The expression of natural and recombinant proteins is an essential requisite for structural biology applications. More often than not, proteins are challenging to express outside their original host or in adequate quantity, even in the native host cell. The PTC solves difficult protein expression problems by employing semi-automated, multi-pronged approaches at each stage of the workflow, from construct design to cloning, expression, purification, and characterization of most protein targets, including membrane proteins, multi-protein complexes, and assemblies.
The PTC is staffed with expert scientists who have broad experience in gene cloning, protein production, purification, biophysical characterization, and structure determination. In particular, the staff has expertise in high-throughput technologies, handling membrane proteins and multi-protein complexes, cryo-EM (single-particle analysis), analytical ultracentrifugation, light scattering, surface plasmon resonance, microscale thermophoresis and isothermal titration calorimetry. The PTC is also committed to providing training and support for researchers at all levels who have particular needs with protein expression, purification, and biophysical characterization.
Access: Researchers from inside or outside the Department of Structural Biology should visit the PTC’s intranet pages for detailed information about the Center’s guidelines and services and to access the calendars for different instruments. Interested users are welcome to contact PTC staff members directly. Collaborative project proposals are assessed by the Director, in consultation with the Department Chair.

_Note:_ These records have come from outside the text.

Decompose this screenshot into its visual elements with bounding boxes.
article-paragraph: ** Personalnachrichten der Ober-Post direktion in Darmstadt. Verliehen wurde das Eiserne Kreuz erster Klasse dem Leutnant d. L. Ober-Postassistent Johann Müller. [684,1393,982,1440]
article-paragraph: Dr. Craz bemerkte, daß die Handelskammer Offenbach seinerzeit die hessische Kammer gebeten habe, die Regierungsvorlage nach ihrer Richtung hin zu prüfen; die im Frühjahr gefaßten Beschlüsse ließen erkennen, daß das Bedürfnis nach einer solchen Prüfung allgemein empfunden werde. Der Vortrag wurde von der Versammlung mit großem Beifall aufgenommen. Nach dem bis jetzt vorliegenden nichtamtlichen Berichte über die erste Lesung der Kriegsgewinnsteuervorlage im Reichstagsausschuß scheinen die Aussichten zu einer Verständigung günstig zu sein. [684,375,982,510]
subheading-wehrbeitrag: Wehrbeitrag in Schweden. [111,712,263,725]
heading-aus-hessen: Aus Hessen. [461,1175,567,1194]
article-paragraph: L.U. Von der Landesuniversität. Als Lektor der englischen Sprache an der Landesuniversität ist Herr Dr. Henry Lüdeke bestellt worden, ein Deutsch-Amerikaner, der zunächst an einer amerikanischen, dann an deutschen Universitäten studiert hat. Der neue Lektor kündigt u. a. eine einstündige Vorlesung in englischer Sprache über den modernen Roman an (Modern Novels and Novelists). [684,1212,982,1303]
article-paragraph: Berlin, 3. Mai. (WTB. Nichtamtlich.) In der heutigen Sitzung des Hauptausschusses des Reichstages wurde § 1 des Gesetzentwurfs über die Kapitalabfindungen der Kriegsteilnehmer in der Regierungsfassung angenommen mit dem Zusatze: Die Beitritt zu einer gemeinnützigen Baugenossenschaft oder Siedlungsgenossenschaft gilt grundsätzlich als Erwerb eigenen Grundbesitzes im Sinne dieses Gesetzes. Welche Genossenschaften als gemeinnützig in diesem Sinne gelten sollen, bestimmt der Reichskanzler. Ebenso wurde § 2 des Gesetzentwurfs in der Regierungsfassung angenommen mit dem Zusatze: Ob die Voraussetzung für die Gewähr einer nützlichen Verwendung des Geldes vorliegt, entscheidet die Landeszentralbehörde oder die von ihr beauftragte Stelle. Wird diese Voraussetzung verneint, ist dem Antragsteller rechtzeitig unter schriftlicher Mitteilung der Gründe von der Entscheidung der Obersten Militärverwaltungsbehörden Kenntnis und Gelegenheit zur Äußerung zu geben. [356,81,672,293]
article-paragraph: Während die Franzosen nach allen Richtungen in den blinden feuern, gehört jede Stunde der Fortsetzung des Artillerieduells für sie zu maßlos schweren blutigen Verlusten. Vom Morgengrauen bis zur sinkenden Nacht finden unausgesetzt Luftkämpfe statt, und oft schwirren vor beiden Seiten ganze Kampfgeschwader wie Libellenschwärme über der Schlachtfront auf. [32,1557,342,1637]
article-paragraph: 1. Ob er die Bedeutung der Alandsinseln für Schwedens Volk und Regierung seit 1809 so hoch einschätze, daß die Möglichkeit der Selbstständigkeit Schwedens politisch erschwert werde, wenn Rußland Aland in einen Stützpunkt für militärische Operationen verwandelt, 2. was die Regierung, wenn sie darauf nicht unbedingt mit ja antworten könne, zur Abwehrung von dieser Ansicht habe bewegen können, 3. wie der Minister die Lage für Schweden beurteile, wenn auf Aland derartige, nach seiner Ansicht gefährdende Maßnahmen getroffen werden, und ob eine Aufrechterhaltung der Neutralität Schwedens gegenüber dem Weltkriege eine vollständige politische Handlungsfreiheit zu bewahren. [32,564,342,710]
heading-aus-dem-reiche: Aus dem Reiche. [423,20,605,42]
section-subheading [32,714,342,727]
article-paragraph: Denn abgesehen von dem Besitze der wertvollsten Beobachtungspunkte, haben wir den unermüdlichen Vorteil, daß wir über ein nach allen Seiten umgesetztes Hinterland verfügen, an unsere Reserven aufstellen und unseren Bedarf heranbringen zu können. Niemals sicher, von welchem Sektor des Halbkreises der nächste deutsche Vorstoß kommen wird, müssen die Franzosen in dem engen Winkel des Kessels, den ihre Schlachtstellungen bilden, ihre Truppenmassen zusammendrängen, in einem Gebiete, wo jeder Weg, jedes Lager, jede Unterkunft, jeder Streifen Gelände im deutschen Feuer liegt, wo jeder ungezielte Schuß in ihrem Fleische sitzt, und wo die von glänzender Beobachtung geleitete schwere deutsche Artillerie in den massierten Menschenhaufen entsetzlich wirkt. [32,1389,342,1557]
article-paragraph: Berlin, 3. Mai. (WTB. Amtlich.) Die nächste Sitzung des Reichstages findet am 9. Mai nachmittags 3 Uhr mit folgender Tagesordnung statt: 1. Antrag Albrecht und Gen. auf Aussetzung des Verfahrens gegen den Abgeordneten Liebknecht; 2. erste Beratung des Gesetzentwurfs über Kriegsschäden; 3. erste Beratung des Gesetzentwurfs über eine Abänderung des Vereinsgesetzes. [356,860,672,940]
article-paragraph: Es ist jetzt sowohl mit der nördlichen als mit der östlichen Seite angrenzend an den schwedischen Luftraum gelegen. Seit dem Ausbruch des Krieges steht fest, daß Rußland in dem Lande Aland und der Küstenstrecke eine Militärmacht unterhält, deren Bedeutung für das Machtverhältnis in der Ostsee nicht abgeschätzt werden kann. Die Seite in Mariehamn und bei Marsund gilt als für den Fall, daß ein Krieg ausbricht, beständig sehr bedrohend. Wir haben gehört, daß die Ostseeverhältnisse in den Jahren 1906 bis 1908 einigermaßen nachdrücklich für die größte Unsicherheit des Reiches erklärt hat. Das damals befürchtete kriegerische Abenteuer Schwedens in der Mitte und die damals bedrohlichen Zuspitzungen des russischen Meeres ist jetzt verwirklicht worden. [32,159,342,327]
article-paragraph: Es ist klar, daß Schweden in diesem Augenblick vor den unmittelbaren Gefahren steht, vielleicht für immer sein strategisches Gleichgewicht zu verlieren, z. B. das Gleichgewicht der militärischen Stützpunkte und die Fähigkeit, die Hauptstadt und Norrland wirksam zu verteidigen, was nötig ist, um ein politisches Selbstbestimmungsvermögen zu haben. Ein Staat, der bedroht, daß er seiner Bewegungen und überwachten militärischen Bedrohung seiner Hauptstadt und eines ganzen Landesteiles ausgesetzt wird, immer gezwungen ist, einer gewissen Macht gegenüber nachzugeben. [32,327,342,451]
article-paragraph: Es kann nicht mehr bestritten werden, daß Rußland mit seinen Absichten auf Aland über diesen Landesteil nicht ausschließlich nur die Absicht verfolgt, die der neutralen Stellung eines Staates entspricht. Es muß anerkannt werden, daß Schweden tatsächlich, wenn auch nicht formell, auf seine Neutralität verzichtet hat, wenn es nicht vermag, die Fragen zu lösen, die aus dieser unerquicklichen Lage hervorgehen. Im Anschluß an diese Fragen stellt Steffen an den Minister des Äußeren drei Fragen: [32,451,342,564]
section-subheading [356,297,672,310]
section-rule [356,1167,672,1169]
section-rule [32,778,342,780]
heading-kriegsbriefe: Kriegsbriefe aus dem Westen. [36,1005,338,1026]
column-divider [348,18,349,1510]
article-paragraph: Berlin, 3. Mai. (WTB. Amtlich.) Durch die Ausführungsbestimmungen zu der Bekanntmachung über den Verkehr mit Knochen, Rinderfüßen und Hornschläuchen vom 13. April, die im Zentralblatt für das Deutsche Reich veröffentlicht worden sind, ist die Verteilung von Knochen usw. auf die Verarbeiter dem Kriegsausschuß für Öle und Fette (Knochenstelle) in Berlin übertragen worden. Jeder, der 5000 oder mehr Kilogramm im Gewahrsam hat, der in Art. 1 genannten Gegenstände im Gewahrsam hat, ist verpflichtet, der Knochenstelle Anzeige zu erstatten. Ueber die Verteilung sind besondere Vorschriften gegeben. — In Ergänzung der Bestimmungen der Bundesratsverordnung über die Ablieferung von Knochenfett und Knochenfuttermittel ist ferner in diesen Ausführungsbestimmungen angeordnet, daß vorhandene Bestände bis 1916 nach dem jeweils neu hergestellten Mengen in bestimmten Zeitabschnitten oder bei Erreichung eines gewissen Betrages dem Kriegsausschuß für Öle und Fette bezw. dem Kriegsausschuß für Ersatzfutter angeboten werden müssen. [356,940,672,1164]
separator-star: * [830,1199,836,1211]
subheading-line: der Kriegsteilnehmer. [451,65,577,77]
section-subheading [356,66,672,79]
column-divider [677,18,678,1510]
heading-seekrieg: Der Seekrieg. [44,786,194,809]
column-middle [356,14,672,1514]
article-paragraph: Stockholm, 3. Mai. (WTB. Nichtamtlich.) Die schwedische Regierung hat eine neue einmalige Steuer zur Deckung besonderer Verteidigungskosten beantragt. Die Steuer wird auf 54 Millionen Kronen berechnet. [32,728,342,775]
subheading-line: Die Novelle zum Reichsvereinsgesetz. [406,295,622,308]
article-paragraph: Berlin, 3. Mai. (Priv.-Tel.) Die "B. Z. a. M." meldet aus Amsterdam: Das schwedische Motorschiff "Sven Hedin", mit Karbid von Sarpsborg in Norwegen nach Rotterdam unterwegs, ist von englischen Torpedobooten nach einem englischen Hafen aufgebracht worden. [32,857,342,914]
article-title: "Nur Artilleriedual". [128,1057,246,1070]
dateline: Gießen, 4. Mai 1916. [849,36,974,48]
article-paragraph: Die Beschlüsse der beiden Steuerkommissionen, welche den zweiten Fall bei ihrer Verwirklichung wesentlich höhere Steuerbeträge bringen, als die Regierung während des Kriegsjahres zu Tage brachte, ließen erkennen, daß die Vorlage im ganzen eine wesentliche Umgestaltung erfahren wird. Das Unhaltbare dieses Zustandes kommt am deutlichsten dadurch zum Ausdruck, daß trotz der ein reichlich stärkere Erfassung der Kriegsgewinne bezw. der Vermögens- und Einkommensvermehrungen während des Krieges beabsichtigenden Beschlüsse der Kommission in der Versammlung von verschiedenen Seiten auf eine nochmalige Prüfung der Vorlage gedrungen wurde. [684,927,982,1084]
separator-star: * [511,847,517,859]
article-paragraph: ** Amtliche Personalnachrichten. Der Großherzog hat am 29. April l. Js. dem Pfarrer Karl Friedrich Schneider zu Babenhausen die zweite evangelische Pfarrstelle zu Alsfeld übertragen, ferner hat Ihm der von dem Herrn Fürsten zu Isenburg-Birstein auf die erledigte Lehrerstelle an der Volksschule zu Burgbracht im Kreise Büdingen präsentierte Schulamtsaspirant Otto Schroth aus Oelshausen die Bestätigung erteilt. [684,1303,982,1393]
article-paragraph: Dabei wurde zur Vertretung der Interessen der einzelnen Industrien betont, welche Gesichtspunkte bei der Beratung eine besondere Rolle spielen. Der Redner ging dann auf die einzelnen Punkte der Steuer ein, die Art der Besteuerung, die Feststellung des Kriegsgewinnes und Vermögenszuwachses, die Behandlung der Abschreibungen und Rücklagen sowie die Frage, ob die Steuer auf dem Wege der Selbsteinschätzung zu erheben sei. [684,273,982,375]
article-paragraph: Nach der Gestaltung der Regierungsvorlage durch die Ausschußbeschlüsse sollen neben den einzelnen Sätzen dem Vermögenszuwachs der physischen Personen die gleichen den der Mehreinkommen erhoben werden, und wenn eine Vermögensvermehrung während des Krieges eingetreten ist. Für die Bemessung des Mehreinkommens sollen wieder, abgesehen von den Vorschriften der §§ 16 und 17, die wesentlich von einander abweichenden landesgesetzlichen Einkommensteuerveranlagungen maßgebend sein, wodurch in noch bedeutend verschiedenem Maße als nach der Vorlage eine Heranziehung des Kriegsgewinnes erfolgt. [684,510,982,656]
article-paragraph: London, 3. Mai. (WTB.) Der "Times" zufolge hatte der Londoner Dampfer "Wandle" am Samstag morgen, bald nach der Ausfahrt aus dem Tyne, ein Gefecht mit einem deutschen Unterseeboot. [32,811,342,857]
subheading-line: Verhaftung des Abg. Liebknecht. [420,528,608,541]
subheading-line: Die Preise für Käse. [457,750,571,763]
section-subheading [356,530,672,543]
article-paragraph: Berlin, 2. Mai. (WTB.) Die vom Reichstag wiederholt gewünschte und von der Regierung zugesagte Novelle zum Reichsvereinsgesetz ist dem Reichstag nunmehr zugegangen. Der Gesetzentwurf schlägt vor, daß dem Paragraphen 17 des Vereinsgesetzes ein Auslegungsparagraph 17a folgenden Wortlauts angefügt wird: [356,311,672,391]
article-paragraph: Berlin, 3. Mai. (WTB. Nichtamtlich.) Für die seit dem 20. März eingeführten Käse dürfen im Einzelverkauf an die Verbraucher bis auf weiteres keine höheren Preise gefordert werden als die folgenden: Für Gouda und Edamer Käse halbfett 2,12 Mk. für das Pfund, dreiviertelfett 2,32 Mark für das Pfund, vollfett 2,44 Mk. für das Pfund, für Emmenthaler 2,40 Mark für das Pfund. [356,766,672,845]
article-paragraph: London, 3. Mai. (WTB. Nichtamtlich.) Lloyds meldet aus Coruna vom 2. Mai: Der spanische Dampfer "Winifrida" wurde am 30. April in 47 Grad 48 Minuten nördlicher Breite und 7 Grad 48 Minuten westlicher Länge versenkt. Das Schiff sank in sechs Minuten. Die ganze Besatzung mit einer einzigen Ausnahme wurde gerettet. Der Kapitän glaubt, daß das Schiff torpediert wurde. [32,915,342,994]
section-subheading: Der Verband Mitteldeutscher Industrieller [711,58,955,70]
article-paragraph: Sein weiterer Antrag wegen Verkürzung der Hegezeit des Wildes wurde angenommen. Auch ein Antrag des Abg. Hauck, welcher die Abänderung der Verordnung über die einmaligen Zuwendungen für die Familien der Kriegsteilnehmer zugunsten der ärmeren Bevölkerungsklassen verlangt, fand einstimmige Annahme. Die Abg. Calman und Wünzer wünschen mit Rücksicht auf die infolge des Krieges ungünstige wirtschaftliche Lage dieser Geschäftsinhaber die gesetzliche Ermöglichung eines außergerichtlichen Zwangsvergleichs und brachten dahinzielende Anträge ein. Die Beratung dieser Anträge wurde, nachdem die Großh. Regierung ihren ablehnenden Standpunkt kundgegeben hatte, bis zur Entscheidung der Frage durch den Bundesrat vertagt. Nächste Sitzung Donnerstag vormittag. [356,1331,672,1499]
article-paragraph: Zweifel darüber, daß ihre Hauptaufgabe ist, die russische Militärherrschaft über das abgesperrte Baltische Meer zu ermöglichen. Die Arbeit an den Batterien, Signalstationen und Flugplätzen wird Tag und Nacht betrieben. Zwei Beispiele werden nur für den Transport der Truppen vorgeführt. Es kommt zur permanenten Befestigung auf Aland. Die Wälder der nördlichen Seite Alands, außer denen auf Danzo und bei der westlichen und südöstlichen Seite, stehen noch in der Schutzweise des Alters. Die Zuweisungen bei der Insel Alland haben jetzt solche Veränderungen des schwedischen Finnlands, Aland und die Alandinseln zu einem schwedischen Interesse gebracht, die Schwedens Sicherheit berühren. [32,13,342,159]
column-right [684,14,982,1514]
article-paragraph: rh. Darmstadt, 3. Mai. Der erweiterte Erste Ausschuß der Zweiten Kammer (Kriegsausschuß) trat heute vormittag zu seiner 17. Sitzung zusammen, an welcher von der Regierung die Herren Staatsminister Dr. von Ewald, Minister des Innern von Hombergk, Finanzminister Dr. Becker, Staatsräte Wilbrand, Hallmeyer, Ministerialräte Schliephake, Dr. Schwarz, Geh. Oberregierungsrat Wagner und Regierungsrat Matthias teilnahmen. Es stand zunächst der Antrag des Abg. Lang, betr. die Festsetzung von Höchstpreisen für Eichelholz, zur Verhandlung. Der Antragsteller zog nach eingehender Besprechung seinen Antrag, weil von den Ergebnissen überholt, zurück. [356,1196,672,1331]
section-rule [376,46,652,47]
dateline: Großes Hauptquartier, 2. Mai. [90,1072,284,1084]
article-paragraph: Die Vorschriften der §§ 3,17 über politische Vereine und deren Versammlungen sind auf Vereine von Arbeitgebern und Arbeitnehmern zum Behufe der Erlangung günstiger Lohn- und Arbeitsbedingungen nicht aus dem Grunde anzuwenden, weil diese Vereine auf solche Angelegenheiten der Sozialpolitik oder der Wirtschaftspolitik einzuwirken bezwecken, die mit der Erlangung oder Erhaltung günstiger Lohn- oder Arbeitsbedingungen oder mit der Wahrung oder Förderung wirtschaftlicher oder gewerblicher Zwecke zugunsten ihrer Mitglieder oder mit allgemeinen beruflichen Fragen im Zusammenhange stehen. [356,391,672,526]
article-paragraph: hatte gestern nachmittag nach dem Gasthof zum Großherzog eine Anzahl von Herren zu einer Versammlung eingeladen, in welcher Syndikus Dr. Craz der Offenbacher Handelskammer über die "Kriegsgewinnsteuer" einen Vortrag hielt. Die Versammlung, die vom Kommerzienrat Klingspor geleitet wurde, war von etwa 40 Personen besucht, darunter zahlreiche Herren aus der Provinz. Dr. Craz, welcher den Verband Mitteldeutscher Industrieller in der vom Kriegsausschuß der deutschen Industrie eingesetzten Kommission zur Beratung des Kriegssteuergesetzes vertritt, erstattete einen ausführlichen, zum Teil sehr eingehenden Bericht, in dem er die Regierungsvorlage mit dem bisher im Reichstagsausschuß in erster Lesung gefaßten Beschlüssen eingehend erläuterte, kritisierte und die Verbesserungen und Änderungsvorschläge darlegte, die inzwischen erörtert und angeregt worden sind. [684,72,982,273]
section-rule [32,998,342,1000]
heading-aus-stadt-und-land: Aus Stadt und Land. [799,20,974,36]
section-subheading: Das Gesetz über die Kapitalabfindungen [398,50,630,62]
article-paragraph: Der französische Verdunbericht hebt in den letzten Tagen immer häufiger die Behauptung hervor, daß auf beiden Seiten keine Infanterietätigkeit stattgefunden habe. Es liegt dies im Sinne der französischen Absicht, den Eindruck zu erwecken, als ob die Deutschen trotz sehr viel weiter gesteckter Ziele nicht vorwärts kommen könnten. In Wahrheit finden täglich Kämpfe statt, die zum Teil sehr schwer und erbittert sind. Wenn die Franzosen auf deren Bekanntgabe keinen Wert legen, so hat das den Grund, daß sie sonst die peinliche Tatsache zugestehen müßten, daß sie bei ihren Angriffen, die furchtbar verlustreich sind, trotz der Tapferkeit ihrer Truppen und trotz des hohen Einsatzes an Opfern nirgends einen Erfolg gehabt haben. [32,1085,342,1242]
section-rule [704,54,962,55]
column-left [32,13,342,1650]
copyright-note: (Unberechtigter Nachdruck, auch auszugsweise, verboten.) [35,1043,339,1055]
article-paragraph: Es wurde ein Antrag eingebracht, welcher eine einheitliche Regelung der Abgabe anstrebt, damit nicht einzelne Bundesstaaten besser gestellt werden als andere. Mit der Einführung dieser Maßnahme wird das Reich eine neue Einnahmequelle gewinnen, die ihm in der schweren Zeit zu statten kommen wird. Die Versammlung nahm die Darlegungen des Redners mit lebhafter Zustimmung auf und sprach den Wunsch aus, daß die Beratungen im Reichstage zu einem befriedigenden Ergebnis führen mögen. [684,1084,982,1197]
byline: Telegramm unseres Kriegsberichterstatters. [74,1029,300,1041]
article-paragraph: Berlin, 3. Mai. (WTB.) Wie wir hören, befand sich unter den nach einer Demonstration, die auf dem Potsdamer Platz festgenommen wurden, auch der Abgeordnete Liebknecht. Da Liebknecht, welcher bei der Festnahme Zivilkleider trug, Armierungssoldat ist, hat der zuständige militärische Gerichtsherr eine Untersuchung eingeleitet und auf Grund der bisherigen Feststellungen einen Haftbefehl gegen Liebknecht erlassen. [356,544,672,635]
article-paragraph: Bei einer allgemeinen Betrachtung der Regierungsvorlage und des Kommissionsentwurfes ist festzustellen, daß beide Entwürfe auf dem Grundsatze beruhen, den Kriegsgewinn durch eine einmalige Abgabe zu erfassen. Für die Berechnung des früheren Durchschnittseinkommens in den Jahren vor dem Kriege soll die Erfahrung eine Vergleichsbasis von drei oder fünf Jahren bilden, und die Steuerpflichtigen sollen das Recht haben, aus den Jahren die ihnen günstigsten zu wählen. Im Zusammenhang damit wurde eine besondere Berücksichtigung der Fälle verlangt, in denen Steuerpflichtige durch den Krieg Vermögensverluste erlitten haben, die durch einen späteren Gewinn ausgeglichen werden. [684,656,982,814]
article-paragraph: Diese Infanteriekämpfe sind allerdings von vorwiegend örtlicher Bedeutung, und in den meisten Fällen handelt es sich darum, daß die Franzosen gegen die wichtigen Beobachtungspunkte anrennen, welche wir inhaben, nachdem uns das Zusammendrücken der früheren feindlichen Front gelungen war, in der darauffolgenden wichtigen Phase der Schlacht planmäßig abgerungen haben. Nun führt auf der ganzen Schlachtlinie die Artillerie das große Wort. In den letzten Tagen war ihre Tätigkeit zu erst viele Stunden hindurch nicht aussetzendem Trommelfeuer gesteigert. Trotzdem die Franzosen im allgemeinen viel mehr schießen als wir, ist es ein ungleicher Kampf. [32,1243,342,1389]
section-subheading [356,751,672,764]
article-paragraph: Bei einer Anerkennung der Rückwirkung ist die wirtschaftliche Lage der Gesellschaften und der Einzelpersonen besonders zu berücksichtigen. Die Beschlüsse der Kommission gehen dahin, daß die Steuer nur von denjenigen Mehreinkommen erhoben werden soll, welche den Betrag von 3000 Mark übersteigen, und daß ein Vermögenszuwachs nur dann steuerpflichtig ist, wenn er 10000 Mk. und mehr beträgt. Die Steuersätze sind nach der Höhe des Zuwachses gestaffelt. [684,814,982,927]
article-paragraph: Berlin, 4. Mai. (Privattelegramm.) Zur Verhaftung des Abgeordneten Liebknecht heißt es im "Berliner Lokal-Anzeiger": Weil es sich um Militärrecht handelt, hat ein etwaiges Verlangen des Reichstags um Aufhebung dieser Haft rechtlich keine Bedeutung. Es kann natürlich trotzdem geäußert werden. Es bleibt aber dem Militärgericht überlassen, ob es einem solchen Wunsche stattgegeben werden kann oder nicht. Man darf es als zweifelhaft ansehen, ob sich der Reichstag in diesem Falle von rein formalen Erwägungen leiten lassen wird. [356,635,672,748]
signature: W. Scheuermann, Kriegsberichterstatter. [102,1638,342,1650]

Ravi Kalathur received Ph.D. in biotechnology from India, collaborating with two labs in Germany (Profs. Rainer Rudolph and Wolfgang Schuhmann). Dr. Kalathur carried out postdoctoral work with Dr. Xinhua Ji at NCI/NIH, USA, on allosteric activation of E2-RING finger-mediated ubiquitylation. He then moved to Prof. Ian Wilson's lab at the Scripps, La Jolla, where he developed strategies to express challenging protein targets involved in the lipid-antigen presentation. Following his postdoctoral studies, Ravi joined the NYSBC, New York, as a scientist working on an NIH-funded structural genomics consortium on membrane proteins, under the leadership of Prof. Wayne Hendrickson. At the NYSBC, he developed high-throughput technologies to express eukaryotic membrane proteins. He was also key personnel in the NIH-funded P41 center grant (COMPPÅ). Ravi is an author of 21 publications with an h-index of 17.